Friday, July 24, 2009

Congress & Econ 101: Fail

[Welcome Industry Radar readers!]
What is it about Congresscritters that completely blinds them to simple economics? Take the current "health care debate:" one of the arguments against the Public Option is that it will encourage employers to drop their current group plans, leaving their employees to fend for themselves via the PO. The counterargument is that, by doing so, these employers will face a large fine - an additional 8% payroll tax.
The counter-counter-argument is that employers will gladly pay this fine, if it means they can successfully rein in their total expenses by dropping their current coverage.
Both of these schools of thought flunk:
No employer will ever pay the fine.
That's so important that it bears repeating:
No employer will ever pay that fine.
But Henry, you may argue, of course they'll pay it if they drop their group policy. It'll be the law!

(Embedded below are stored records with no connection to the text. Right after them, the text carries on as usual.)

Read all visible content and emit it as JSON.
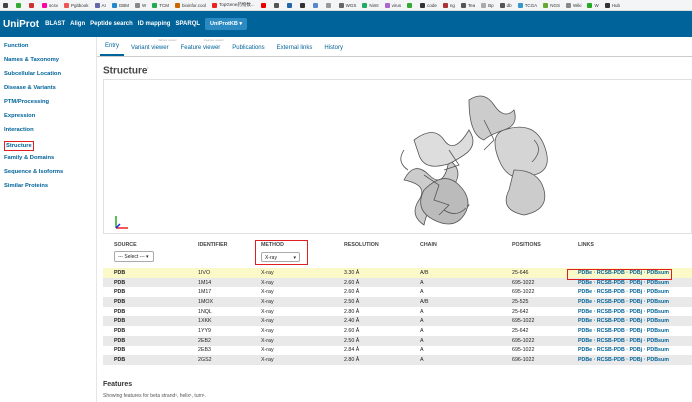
{
  "bookmarks": [
    {
      "label": "",
      "color": "#444"
    },
    {
      "label": "",
      "color": "#3a3"
    },
    {
      "label": "",
      "color": "#c33"
    },
    {
      "label": "scsv",
      "color": "#f0a"
    },
    {
      "label": "Pgitbook",
      "color": "#e55"
    },
    {
      "label": "AI",
      "color": "#66a"
    },
    {
      "label": "GBM",
      "color": "#28c"
    },
    {
      "label": "W",
      "color": "#888"
    },
    {
      "label": "TCM",
      "color": "#2a5"
    },
    {
      "label": "bioinfor.cool",
      "color": "#c60"
    },
    {
      "label": "TopGene药物数...",
      "color": "#e22"
    },
    {
      "label": "",
      "color": "#e00"
    },
    {
      "label": "",
      "color": "#555"
    },
    {
      "label": "",
      "color": "#26a"
    },
    {
      "label": "",
      "color": "#333"
    },
    {
      "label": "",
      "color": "#58c"
    },
    {
      "label": "",
      "color": "#999"
    },
    {
      "label": "WGS",
      "color": "#666"
    },
    {
      "label": "Nimt",
      "color": "#2a6"
    },
    {
      "label": "virus",
      "color": "#a6c"
    },
    {
      "label": "",
      "color": "#3a3"
    },
    {
      "label": "code",
      "color": "#333"
    },
    {
      "label": "ng",
      "color": "#a33"
    },
    {
      "label": "Tea",
      "color": "#555"
    },
    {
      "label": "Bp",
      "color": "#aaa"
    },
    {
      "label": "db",
      "color": "#555"
    },
    {
      "label": "TCGA",
      "color": "#39c"
    },
    {
      "label": "NGS",
      "color": "#6a3"
    },
    {
      "label": "Wiki",
      "color": "#888"
    },
    {
      "label": "W",
      "color": "#2a2"
    },
    {
      "label": "Hub",
      "color": "#333"
    }
  ],
  "top": {
    "logo": "UniProt",
    "nav": [
      "BLAST",
      "Align",
      "Peptide search",
      "ID mapping",
      "SPARQL"
    ],
    "kb": "UniProtKB ▾"
  },
  "sidebar": [
    "Function",
    "Names & Taxonomy",
    "Subcellular Location",
    "Disease & Variants",
    "PTM/Processing",
    "Expression",
    "Interaction",
    "Structure",
    "Family & Domains",
    "Sequence & Isoforms",
    "Similar Proteins"
  ],
  "tabs": [
    "Entry",
    "Variant viewer",
    "Feature viewer",
    "Publications",
    "External links",
    "History"
  ],
  "tiny": [
    "Variant viewer",
    "Feature viewer"
  ],
  "section_title": "Structure",
  "table": {
    "headers": [
      "SOURCE",
      "IDENTIFIER",
      "METHOD",
      "RESOLUTION",
      "CHAIN",
      "POSITIONS",
      "LINKS"
    ],
    "source_filter": "--- Select --- ▾",
    "method_filter": "X-ray",
    "rows": [
      [
        "PDB",
        "1IVO",
        "X-ray",
        "3.30 Å",
        "A/B",
        "25-646"
      ],
      [
        "PDB",
        "1M14",
        "X-ray",
        "2.60 Å",
        "A",
        "695-1022"
      ],
      [
        "PDB",
        "1M17",
        "X-ray",
        "2.60 Å",
        "A",
        "695-1022"
      ],
      [
        "PDB",
        "1MOX",
        "X-ray",
        "2.50 Å",
        "A/B",
        "25-525"
      ],
      [
        "PDB",
        "1NQL",
        "X-ray",
        "2.80 Å",
        "A",
        "25-642"
      ],
      [
        "PDB",
        "1XKK",
        "X-ray",
        "2.40 Å",
        "A",
        "695-1022"
      ],
      [
        "PDB",
        "1YY9",
        "X-ray",
        "2.60 Å",
        "A",
        "25-642"
      ],
      [
        "PDB",
        "2EB2",
        "X-ray",
        "2.50 Å",
        "A",
        "695-1022"
      ],
      [
        "PDB",
        "2EB3",
        "X-ray",
        "2.84 Å",
        "A",
        "695-1022"
      ],
      [
        "PDB",
        "2GS2",
        "X-ray",
        "2.80 Å",
        "A",
        "696-1022"
      ]
    ],
    "links": "PDBe · RCSB-PDB · PDBj · PDBsum"
  },
  "features": {
    "title": "Features",
    "subtitle": "Showing features for beta strand¹, helix¹, turn¹."
  }
}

To which I'd reply: So what?
Employers won't pay that fine any more than they pay for the group coverage in the first place. It is a cost of doing business that comes out of the employee's gross wages. Employers don't pay any of those costs, either. They are simply deducted from the employees' wages when calculating the total cost of employment.
Likewise, these "fines" will be passed along to employees (in the form of lower wages) and consumers (in the form of higher costs).
Why is that so difficult to understand?